Artikel XXXVId (samenloopbepaling)

Indien het wetsvoorstel Beperking emissies kolencentrales tot wet wordt verheven en die wet later in werking treedt dan dat de onderhavige wet in werking treedt, zou in artikel I, onderdeel E, van de eerstgenoemde wet worden verwezen naar een artikel in de Wbm dat op basis van het onderhavige wetsvoorstel per 1 januari 2012 komt te vervallen. Door artikel XXXVId wordt voorkomen dat er een verkeerde verwijzing in die wet komt te staan.

Artikel XXXVIe (samenloopbepaling)

Indien het wetsvoorstel Verzamelwet Verkeer en Waterstaat 2010 tot wet wordt verheven en die wet later in werking treedt dan dat de onderhavige wet in werking treedt, zou artikel VIII van de eerstgenoemde wet overbodig worden. In artikel XXXVIe wordt daarom geregeld dat artikel VIII van die wet per 1 januari 2012 komt te vervallen.

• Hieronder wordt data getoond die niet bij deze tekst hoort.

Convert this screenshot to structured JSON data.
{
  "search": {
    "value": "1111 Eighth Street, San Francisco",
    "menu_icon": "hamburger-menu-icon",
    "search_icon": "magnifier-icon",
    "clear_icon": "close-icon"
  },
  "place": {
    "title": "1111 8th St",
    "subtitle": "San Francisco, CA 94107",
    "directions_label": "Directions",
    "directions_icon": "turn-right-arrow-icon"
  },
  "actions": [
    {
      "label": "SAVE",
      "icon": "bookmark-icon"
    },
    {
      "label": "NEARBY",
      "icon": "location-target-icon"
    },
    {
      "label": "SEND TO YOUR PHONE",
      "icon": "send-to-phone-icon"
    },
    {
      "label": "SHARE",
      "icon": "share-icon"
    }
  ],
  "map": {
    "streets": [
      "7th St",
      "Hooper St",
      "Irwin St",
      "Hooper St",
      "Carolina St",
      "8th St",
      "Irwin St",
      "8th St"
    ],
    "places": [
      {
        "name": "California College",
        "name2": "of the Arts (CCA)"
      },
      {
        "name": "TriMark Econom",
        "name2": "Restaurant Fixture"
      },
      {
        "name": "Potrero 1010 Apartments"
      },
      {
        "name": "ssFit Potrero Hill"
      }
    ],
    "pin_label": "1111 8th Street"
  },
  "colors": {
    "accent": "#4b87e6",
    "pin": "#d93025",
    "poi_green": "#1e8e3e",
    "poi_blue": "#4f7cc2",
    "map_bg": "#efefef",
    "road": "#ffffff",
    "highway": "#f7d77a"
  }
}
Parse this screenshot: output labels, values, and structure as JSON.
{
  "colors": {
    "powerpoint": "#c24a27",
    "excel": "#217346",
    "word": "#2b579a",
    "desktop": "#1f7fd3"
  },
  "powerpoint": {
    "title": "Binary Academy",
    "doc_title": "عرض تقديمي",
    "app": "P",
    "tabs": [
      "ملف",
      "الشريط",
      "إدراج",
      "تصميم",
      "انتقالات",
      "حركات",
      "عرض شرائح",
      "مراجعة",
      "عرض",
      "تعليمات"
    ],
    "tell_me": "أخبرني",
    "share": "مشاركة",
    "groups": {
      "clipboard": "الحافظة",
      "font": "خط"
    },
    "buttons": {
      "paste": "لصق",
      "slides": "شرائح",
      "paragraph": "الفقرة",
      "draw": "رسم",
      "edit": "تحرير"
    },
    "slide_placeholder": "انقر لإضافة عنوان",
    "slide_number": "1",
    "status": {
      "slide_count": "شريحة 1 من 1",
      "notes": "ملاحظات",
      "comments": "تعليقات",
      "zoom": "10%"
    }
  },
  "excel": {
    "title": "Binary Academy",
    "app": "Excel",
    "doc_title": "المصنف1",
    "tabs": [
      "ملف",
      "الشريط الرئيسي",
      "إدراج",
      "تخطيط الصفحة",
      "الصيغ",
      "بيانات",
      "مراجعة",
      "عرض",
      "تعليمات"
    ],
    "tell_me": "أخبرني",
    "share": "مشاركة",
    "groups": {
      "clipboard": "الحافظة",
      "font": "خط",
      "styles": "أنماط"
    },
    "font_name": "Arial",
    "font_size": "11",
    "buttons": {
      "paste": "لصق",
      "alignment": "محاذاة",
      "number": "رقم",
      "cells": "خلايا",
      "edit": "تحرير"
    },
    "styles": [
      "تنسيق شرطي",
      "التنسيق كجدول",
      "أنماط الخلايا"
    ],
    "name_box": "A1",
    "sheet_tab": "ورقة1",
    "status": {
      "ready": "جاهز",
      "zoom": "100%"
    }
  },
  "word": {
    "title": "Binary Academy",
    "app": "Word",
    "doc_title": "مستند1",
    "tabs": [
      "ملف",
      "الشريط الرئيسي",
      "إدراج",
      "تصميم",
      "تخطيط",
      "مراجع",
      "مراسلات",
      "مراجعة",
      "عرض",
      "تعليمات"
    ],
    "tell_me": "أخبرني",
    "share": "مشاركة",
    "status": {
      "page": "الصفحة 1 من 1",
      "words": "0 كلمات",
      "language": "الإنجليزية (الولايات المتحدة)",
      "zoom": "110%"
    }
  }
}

Artikel XXXVIf (samenloopbepaling)

Een deel van de artikelen van de Wbm waar in artikel V van het wetsvoorstel Verzamelwet van rechtswege verleende vergunning naar wordt verwezen, komt per 1 januari 2012 te vervallen. Indien het wetsvoorstel Verzamelwet van rechtswege verleende vergunning tot wet wordt verheven en die wet eerder in werking treedt dan dat de onderhavige wet in werking treedt, wordt hier in deze wet rekening mee gehouden via het eerste lid van artikel XXXVIf. Indien het wetsvoorstel Verzamelwet van rechtswege verleende vergunning tot wet wordt verheven en die wet later in werking treedt dan dat de onderhavige wet in werking treedt, dan dienen de onderdelen a tot en met c van het in artikel V van de eerstgenoemde wet opgenomen artikel 91, vierde lid, van de Wbm te vervallen. Hiertoe strekt het tweede lid van artikel XXXVIf.

De staatssecretaris van Financiën,

F. H. H. Weekers


X Noot
1

Aanhangsel Handelingen II 2011/12, nr. 342.